| HARNINKONTINENZ - OPERATIONEN |
Die Gynäkologische Klinik am Kantonsspital Liestal ist für Operationen
bei Urin-Inkontinenz (Harnverlust und Blasenbeschwerden) spezialisiert
und erfahren.
Wir verfügen an der Klinik über eine urodynamische Abklärungsstation.

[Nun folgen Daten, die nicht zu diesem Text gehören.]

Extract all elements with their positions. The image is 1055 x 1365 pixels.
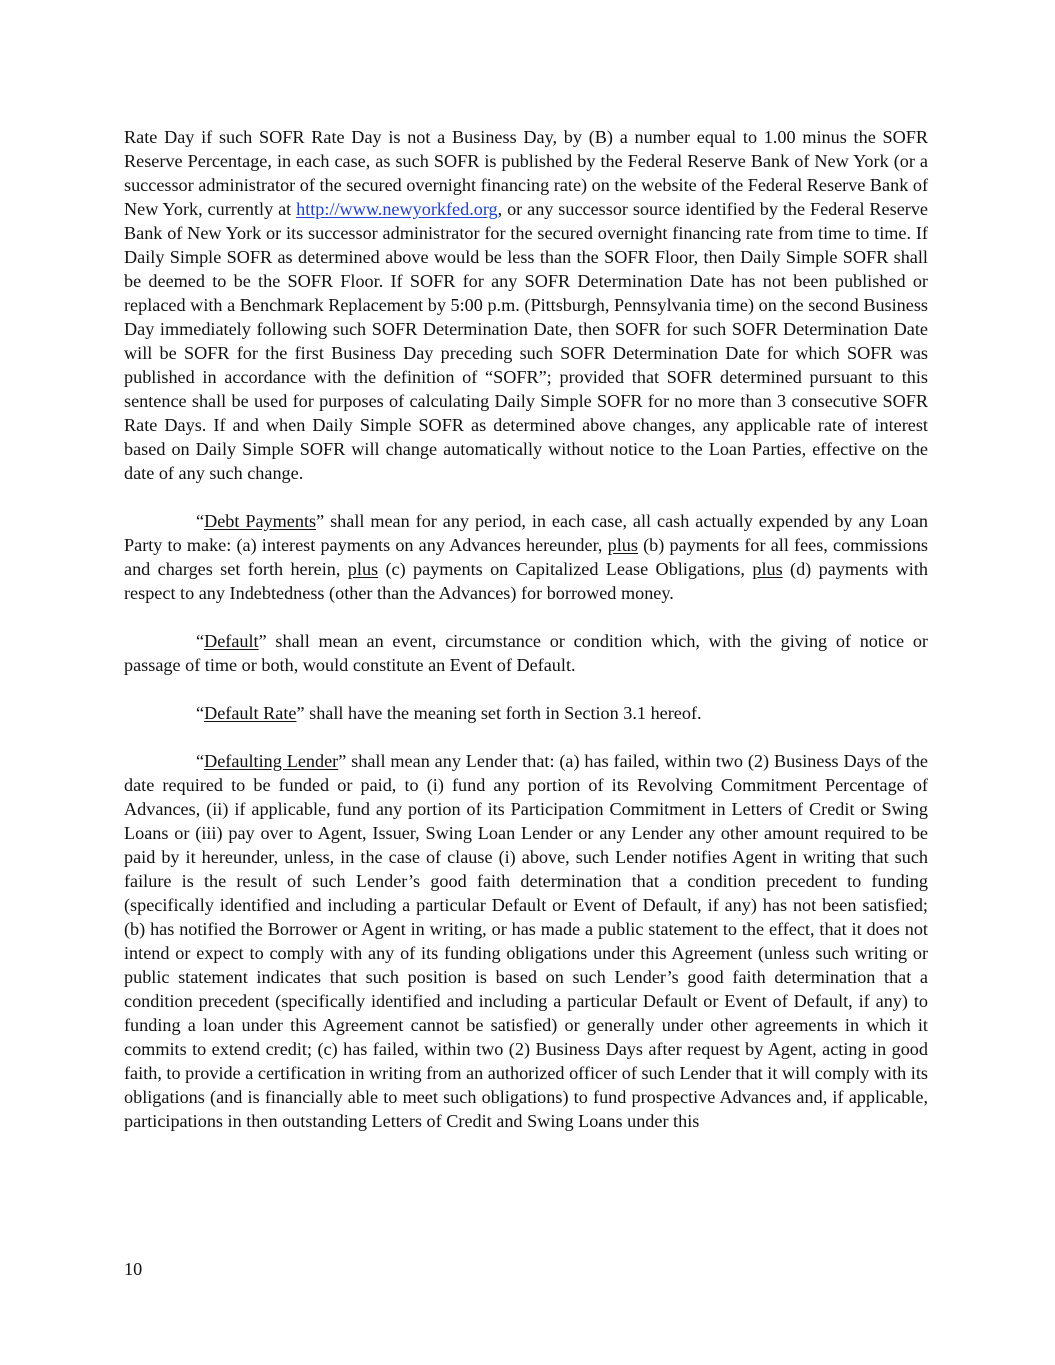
plus-term: plus [752, 559, 783, 579]
definition-text: shall mean any Lender that: (a) has failed, within two (2) Business Days of the date required to be funded or paid, to (i) fund any portion of its Revolving Commitment Percentage of Advances, (ii) if applicable, fund any portion of its Participation Commitment in Letters of Credit or Swing Loans or (iii) pay over to Agent, Issuer, Swing Loan Lender or any Lender any other amount required to be paid by it hereunder, unless, in the case of clause (i) above, such Lender notifies Agent in writing that such failure is the result of such Lender’s good faith determination that a condition precedent to funding (specifically identified and including a particular Default or Event of Default, if any) has not been satisfied; (b) has notified the Borrower or Agent in writing, or has made a public statement to the effect, that it does not intend or expect to comply with any of its funding obligations under this Agreement (unless such writing or public statement indicates that such position is based on such Lender’s good faith determination that a condition precedent (specifically identified and including a particular Default or Event of Default, if any) to funding a loan under this Agreement cannot be satisfied) or generally under other agreements in which it commits to extend credit; (c) has failed, within two (2) Business Days after request by Agent, acting in good faith, to provide a certification in writing from an authorized officer of such Lender that it will comply with its obligations (and is financially able to meet such obligations) to fund prospective Advances and, if applicable, participations in then outstanding Letters of Credit and Swing Loans under this [124, 751, 929, 1131]
defined-term: Default [204, 631, 259, 651]
definition-text: (c) payments on Capitalized Lease Obligations, [378, 559, 753, 579]
definition-text: (b) payments for all fees, commissions and charges set forth herein, [124, 535, 928, 579]
defined-term: Debt Payments [204, 511, 317, 531]
document-page [124, 125, 928, 1133]
plus-term: plus [347, 559, 379, 579]
plus-term: plus [607, 535, 638, 555]
definition-text: shall mean for any period, in each case, all cash actually expended by any Loan Party to make: (a) interest payments on any Advances hereunder, [124, 511, 928, 555]
paragraph-daily-simple-sofr-continued [124, 125, 928, 485]
definition-default-rate: “Default Rate” shall have the meaning set forth in Section 3.1 hereof. [196, 703, 702, 723]
definition-text: (d) payments with respect to any Indebtedness (other than the Advances) for borrowed money. [124, 559, 928, 603]
definition-text: shall have the meaning set forth in Section 3.1 hereof. [304, 703, 702, 723]
definition-text: shall mean an event, circumstance or condition which, with the giving of notice or passage of time or both, would constitute an Event of Default. [124, 631, 928, 675]
defined-term: Default Rate [204, 703, 297, 723]
defined-term: Defaulting Lender [204, 751, 339, 771]
definition-defaulting-lender: “Defaulting Lender” shall mean any Lender that: (a) has failed, within two (2) Business Days of the date required to be funded or paid, to (i) fund any portion of its Revolving Commitment Percentage of Advances, (ii) if applicable, fund any portion of its Participation Commitment in Letters of Credit or Swing Loans or (iii) pay over to Agent, Issuer, Swing Loan Lender or any Lender any other amount required to be paid by it hereunder, unless, in the case of clause (i) above, such Lender notifies Agent in writing that such failure is the result of such Lender’s good faith determination that a condition precedent to funding (specifically identified and including a particular Default or Event of Default, if any) has not been satisfied; (b) has notified the Borrower or Agent in writing, or has made a public statement to the effect, that it does not intend or expect to comply with any of its funding obligations under this Agreement (unless such writing or public statement indicates that such position is based on such Lender’s good faith determination that a condition precedent (specifically identified and including a particular Default or Event of Default, if any) to funding a loan under this Agreement cannot be satisfied) or generally under other agreements in which it commits to extend credit; (c) has failed, within two (2) Business Days after request by Agent, acting in good faith, to provide a certification in writing from an authorized officer of such Lender that it will comply with its obligations (and is financially able to meet such obligations) to fund prospective Advances and, if applicable, participations in then outstanding Letters of Credit and Swing Loans under this [124, 751, 929, 1131]
paragraph-text: Rate Day if such SOFR Rate Day is not a Business Day, by (B) a number equal to 1.00 minus the SOFR Reserve Percentage, in each case, as such SOFR is published by the Federal Reserve Bank of New York (or a successor administrator of the secured overnight financing rate) on the website of the Federal Reserve Bank of New York, currently at [124, 127, 929, 219]
paragraph-text: , or any successor source identified by the Federal Reserve Bank of New York or its successor administrator for the secured overnight financing rate from time to time. If Daily Simple SOFR as determined above would be less than the SOFR Floor, then Daily Simple SOFR shall be deemed to be the SOFR Floor. If SOFR for any SOFR Determination Date has not been published or replaced with a Benchmark Replacement by 5:00 p.m. (Pittsburgh, Pennsylvania time) on the second Business Day immediately following such SOFR Determination Date, then SOFR for such SOFR Determination Date will be SOFR for the first Business Day preceding such SOFR Determination Date for which SOFR was published in accordance with the definition of “SOFR”; provided that SOFR determined pursuant to this sentence shall be used for purposes of calculating Daily Simple SOFR for no more than 3 consecutive SOFR Rate Days. If and when Daily Simple SOFR as determined above changes, any applicable rate of interest based on Daily Simple SOFR will change automatically without notice to the Loan Parties, effective on the date of any such change. [124, 199, 928, 483]
definition-default: “Default” shall mean an event, circumstance or condition which, with the giving of notice or passage of time or both, would constitute an Event of Default. [124, 631, 928, 675]
newyorkfed-link[interactable]: http://www.newyorkfed.org [296, 199, 498, 219]
definition-debt-payments: “Debt Payments” shall mean for any period, in each case, all cash actually expended by any Loan Party to make: (a) interest payments on any Advances hereunder, plus (b) payments for all fees, commissions and charges set forth herein, plus (c) payments on Capitalized Lease Obligations, plus (d) payments with respect to any Indebtedness (other than the Advances) for borrowed money. [124, 511, 928, 603]
page-number: 10 [124, 1259, 143, 1279]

Schwierige und komplizierte Fälle von Harninkontinenz müssen unbedingt
mit speziellen Druckmessungen, Röntgen- und Ultraschalluntersuchungen
abgeklärt werden, bevor man sich zu einem Eingriff entscheidet. Ganz besonders
wichtig ist das bei Fällen von Rezidiv-Inkontinenz, d.h. wenn Voroperationen
keinen Erfolg gebracht haben.
Prof. Dr. med. R. Gaudenz, Chefarzt der Klinik, der sich vor Jahren auf
dem Gebiet der Urodynamik habilitierte, hat mit manchen Harninkontinenz-Operationen
eine 25-jährige Erfahrung, weswegen Sie sich in seine Sprechstunde anmelden
können für Erstkonsultationen, Vorabklärungen und für eine zweite Meinung.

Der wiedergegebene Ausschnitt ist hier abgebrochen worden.